On Jan. 24 the Ohio Senate voted to override Governor Mike DeWine’s veto.

DeWine said he decided to veto HB 68 after speaking to medical professionals.  

“I listened to physicians and counselors who provide gender-affirming care at five of Ohio’s children’s hospitals,” DeWine said. “I also listened to physicians who advocate for pausing gender-affirming care until more research on the long-term health effects is conducted.”  

DeWine also said that his reasoning behind the veto was because he did not want the government to intervene in the decisions of the parents.  

“Were I to sign House Bill 68 or were House Bill 68 to become law, Ohio would be saying that the State that the governmentknows better what is medically best for a child than the two people who love that child the most the parents,” DeWine said. 

On Jan. 10, 2024, the Ohio House first voted on the override.  

Bride Rose Sweeney, the Democratic Ohio State Representative representing Berea, said that she was not in favor of either HB 68 or DeWine’s order. 

“I don’t know why he did that. I do not support the bill, I do not support the executive order,” Sweeney said. 

However, while not in favor of the order, Sweeney said that she agreed with DeWine’s decision to veto HB 68, and she believes she knows why the governor struck it down.  

Sweeney said that a multitude of Ohio citizens came to DeWine against this bill, and she said that she thinks that their testimonies had a great effect on him.  

“It was Ohioans that shared their stories, that shared how wrong this was,” Sweeney said. “There was one individual that came in and said, ‘I run a multiple million-dollar company, I make all these decisions, but you guys don’t trust me to make a decision what’s the best for my child?’” Sweeney said.  

Sweeney said she is concerned about what may happen if the veto is overridden and the bill is passed. She said that she believes it would put children at great risk and in perilous danger.  

“We can never give up when we’re talking about children’s lives,” Sweeney said. 

State Senator Jerry Cirino, (R-Kirtland) voted in favor of HB 68 and voted in favor of the override.  

“I voted for the underlying bill in both cases and so my plan is to continue to support the bill,” Cirino said.  

Regardless of Cirino’s support for HB 68, Cirino said he was not exactly satisfied with the governor’s executive order because of its potential for dissolution.   

“It is an executive order, and a future governor can change that with a stroke of a pen,” Cirino said. “So, it’s not, I think, a good way to run the government with executive orders.”  

Cirino also said that he disagrees with the line of reasoning that the government should not involve themselves in parents’ decisions, because he said that the government is already often involved in decisions to protect children.   

“The state has purview over education for children.
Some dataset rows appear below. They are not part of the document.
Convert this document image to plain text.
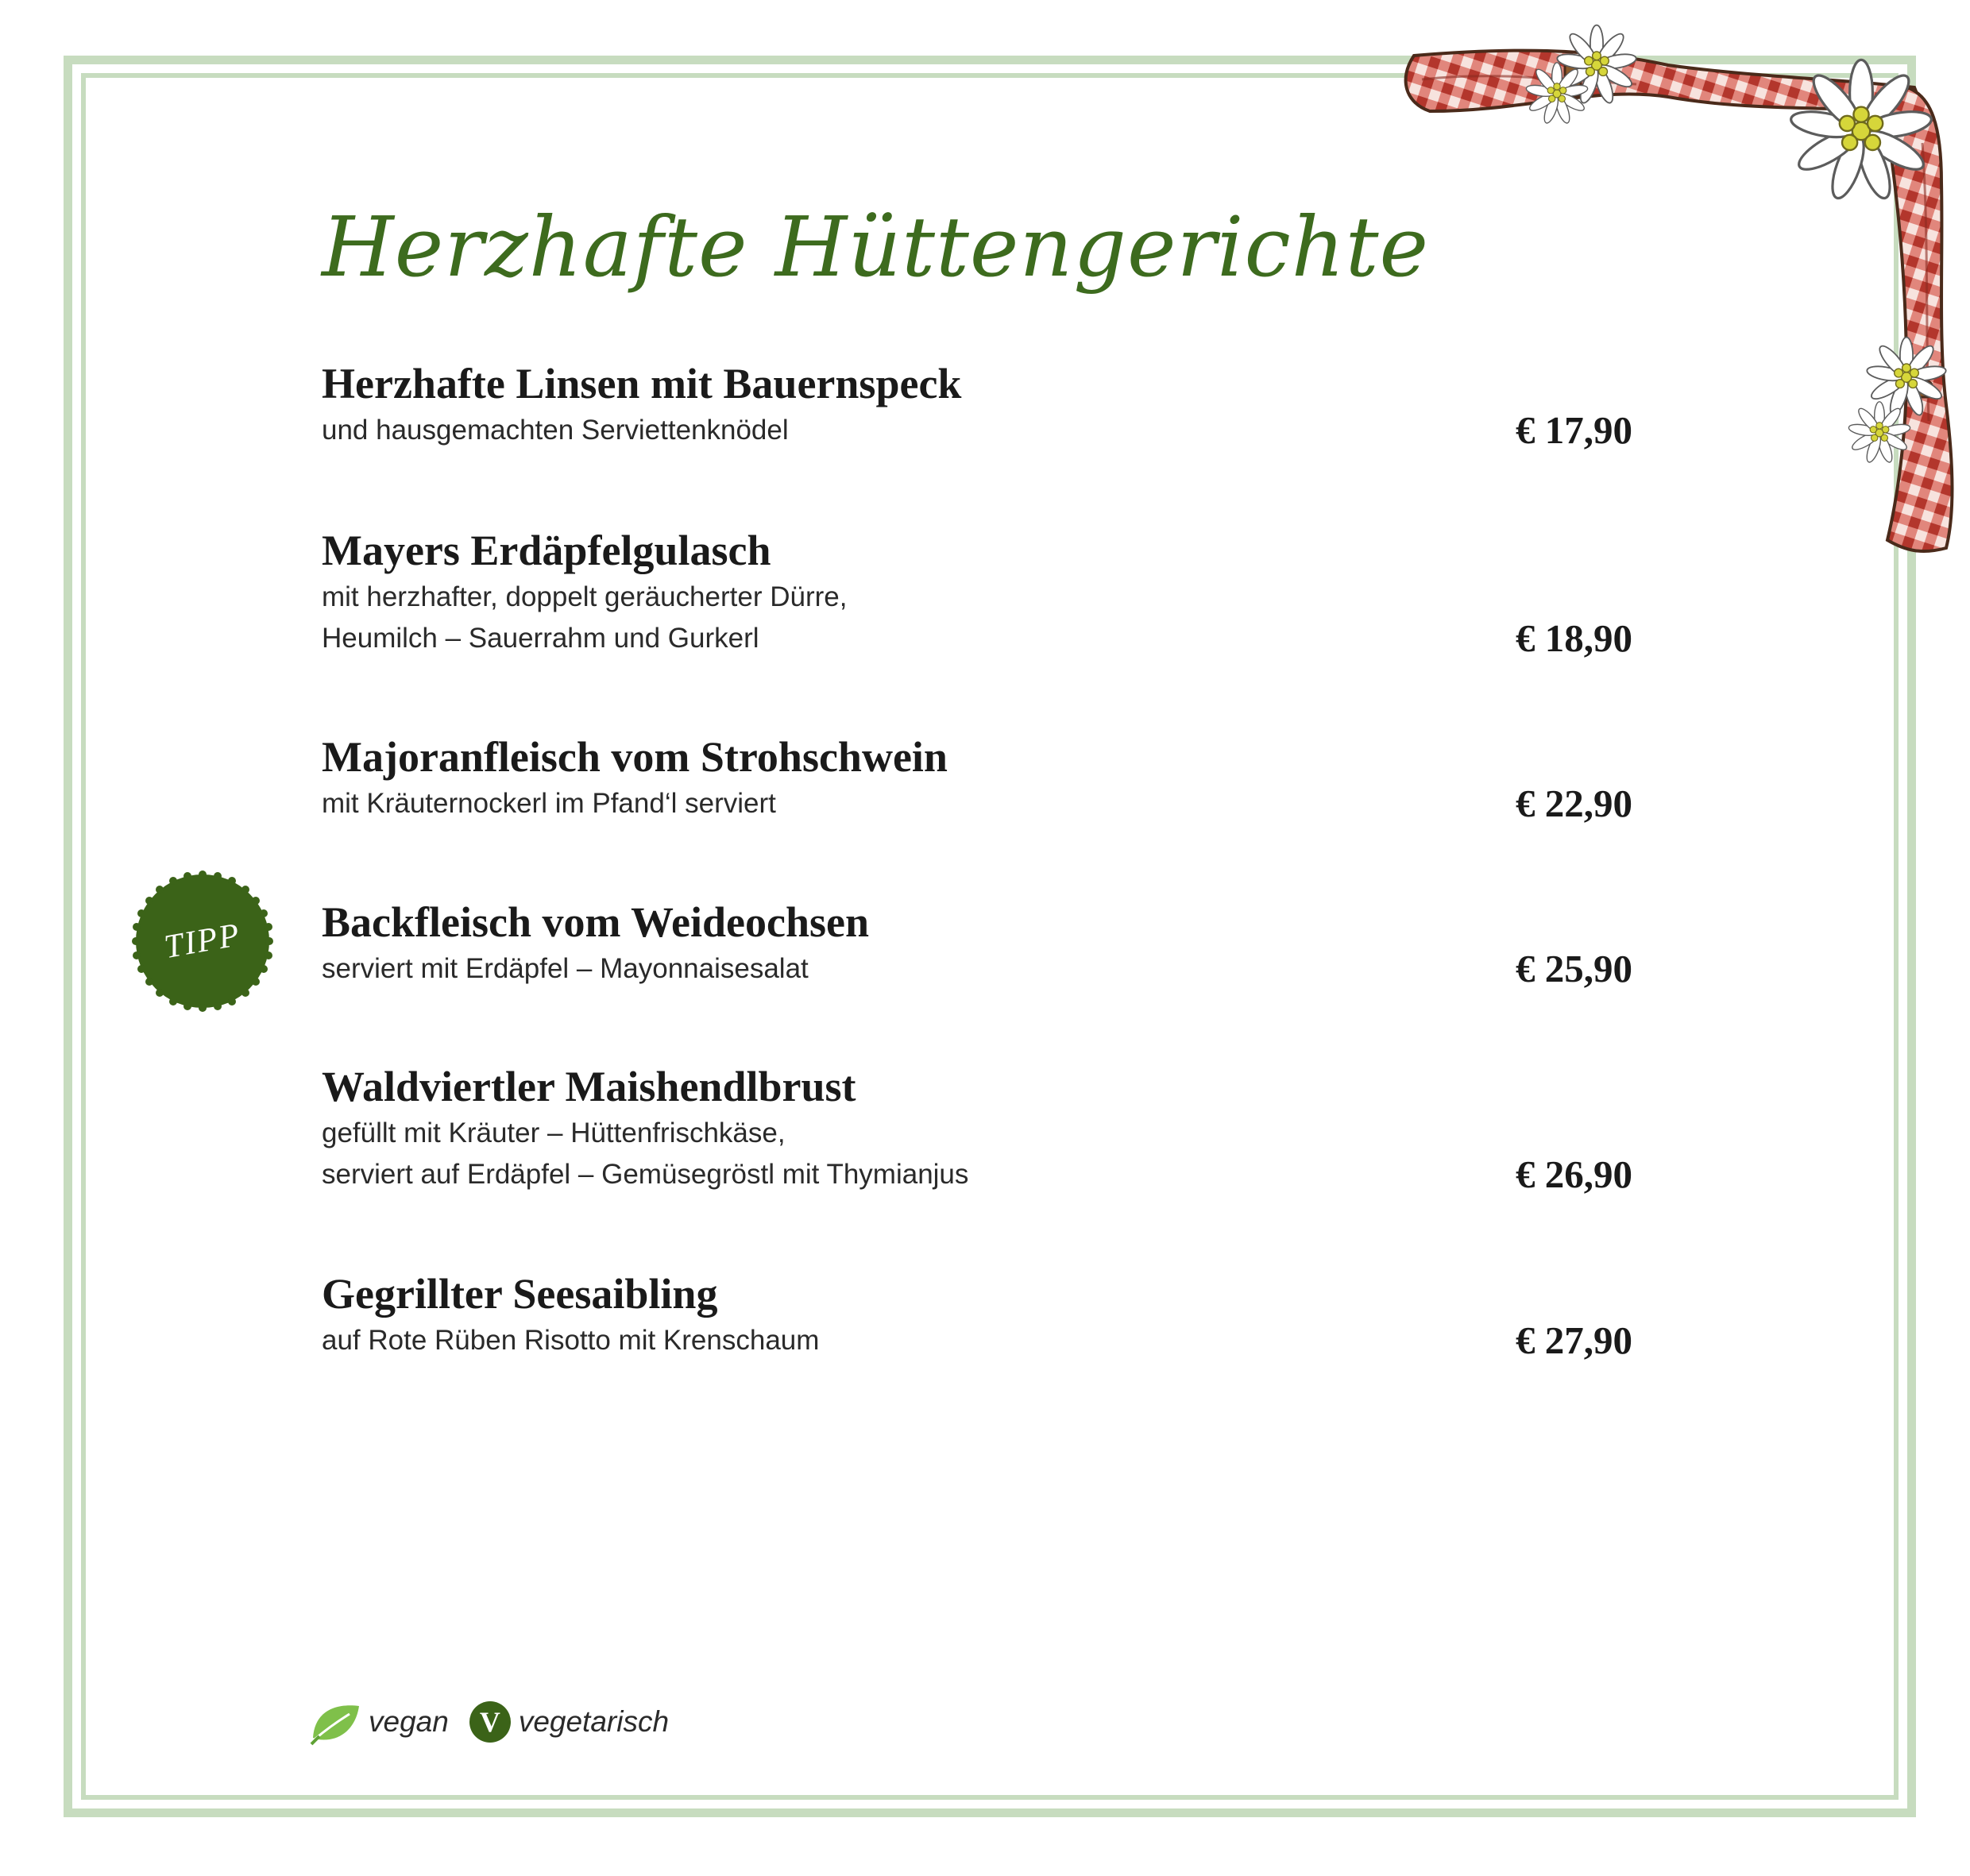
Herzhafte Hüttengerichte
Herzhafte Linsen mit Bauernspeck
und hausgemachten Serviettenknödel	€ 17,90
Mayers Erdäpfelgulasch
mit herzhafter, doppelt geräucherter Dürre,
Heumilch – Sauerrahm und Gurkerl	€ 18,90
Majoranfleisch vom Strohschwein
mit Kräuternockerl im Pfand‘l serviert	€ 22,90
Backfleisch vom Weideochsen
serviert mit Erdäpfel – Mayonnaisesalat	€ 25,90
Waldviertler Maishendlbrust
gefüllt mit Kräuter – Hüttenfrischkäse,
serviert auf Erdäpfel – Gemüsegröstl mit Thymianjus	€ 26,90
Gegrillter Seesaibling
auf Rote Rüben Risotto mit Krenschaum	€ 27,90
TIPP
vegan	V vegetarisch
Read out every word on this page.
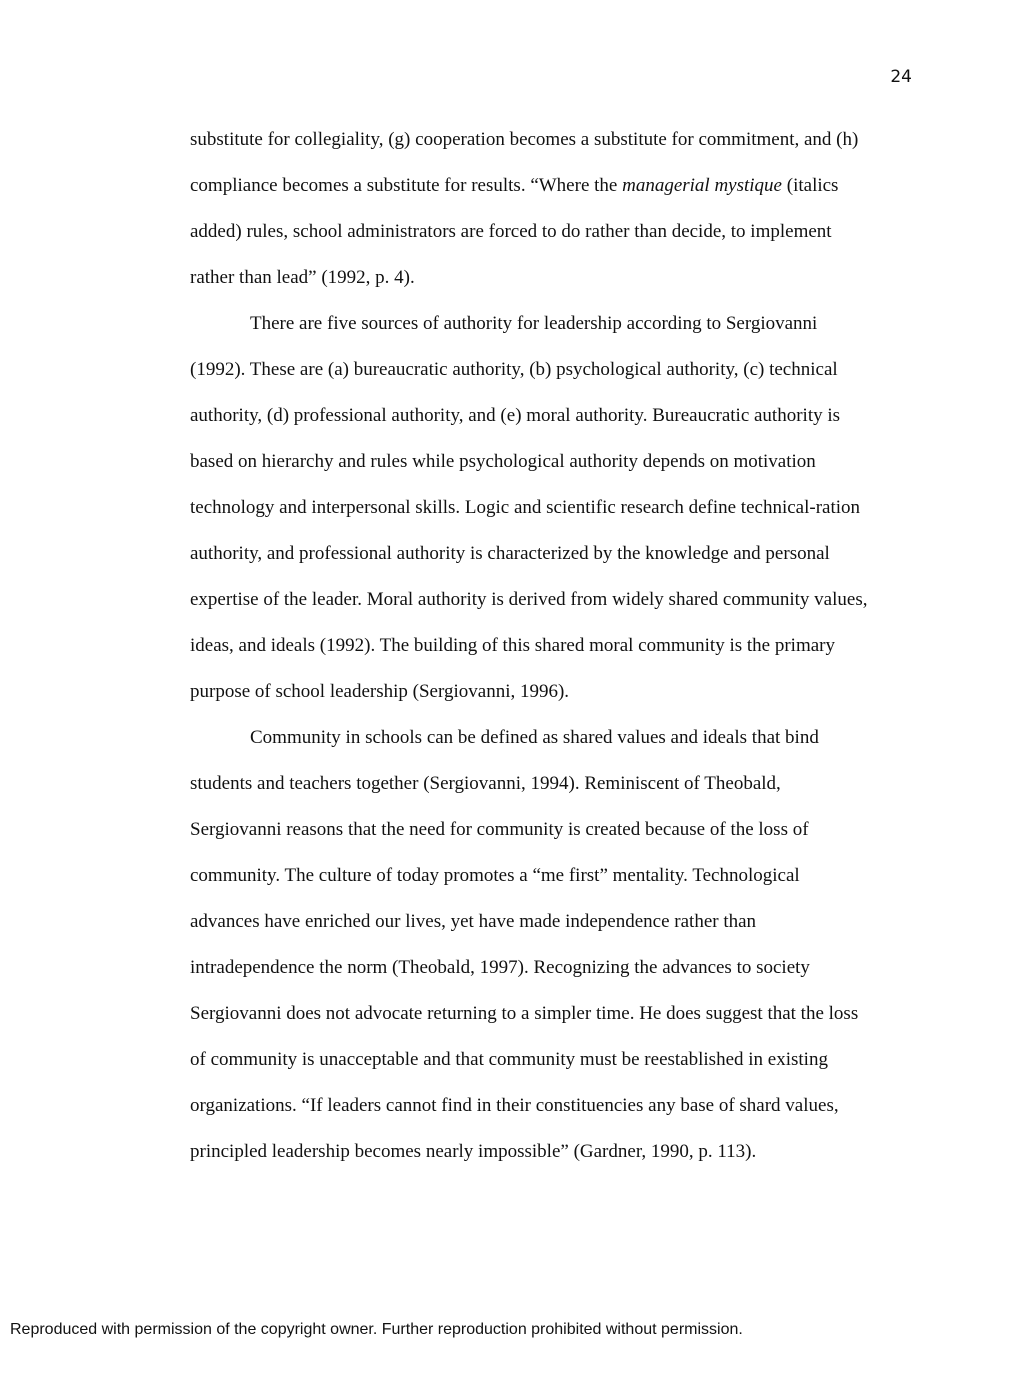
24

substitute for collegiality, (g) cooperation becomes a substitute for commitment, and (h)

compliance becomes a substitute for results. “Where the managerial mystique (italics

added) rules, school administrators are forced to do rather than decide, to implement

rather than lead” (1992, p. 4).

There are five sources of authority for leadership according to Sergiovanni

(1992). These are (a) bureaucratic authority, (b) psychological authority, (c) technical

authority, (d) professional authority, and (e) moral authority. Bureaucratic authority is

based on hierarchy and rules while psychological authority depends on motivation

technology and interpersonal skills. Logic and scientific research define technical-ration

authority, and professional authority is characterized by the knowledge and personal

expertise of the leader. Moral authority is derived from widely shared community values,

ideas, and ideals (1992). The building of this shared moral community is the primary

purpose of school leadership (Sergiovanni, 1996).

Community in schools can be defined as shared values and ideals that bind

students and teachers together (Sergiovanni, 1994). Reminiscent of Theobald,

Sergiovanni reasons that the need for community is created because of the loss of

community. The culture of today promotes a “me first” mentality. Technological

advances have enriched our lives, yet have made independence rather than

intradependence the norm (Theobald, 1997). Recognizing the advances to society

Sergiovanni does not advocate returning to a simpler time. He does suggest that the loss

of community is unacceptable and that community must be reestablished in existing

organizations. “If leaders cannot find in their constituencies any base of shard values,

principled leadership becomes nearly impossible” (Gardner, 1990, p. 113).

Reproduced with permission of the copyright owner. Further reproduction prohibited without permission.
It has purview over custody of children in adoption, the adoption process and so on,” Cirino said. “So, we’re engaged in protecting children in a number of areas.”  

While DeWine is against HB 68, he said that he can understand both sides of the issue and its complexities. 

“It is very important that we all remember that all those on each side of this issue truly and sincerely believe their position best protects children,” DeWine said. “These are truly complex issues, and reasonable people can draw vastly different conclusions.” 

Last Edited Feb. 1

Correction: The caption for the above photo previously incorrectly said that the Ohio State House Representative present in the photo was Representative Darnell Brewer (D-Cleveland) instead of Representative Cecil Thomas (D-Cincinnati). The Exponent regrets this error.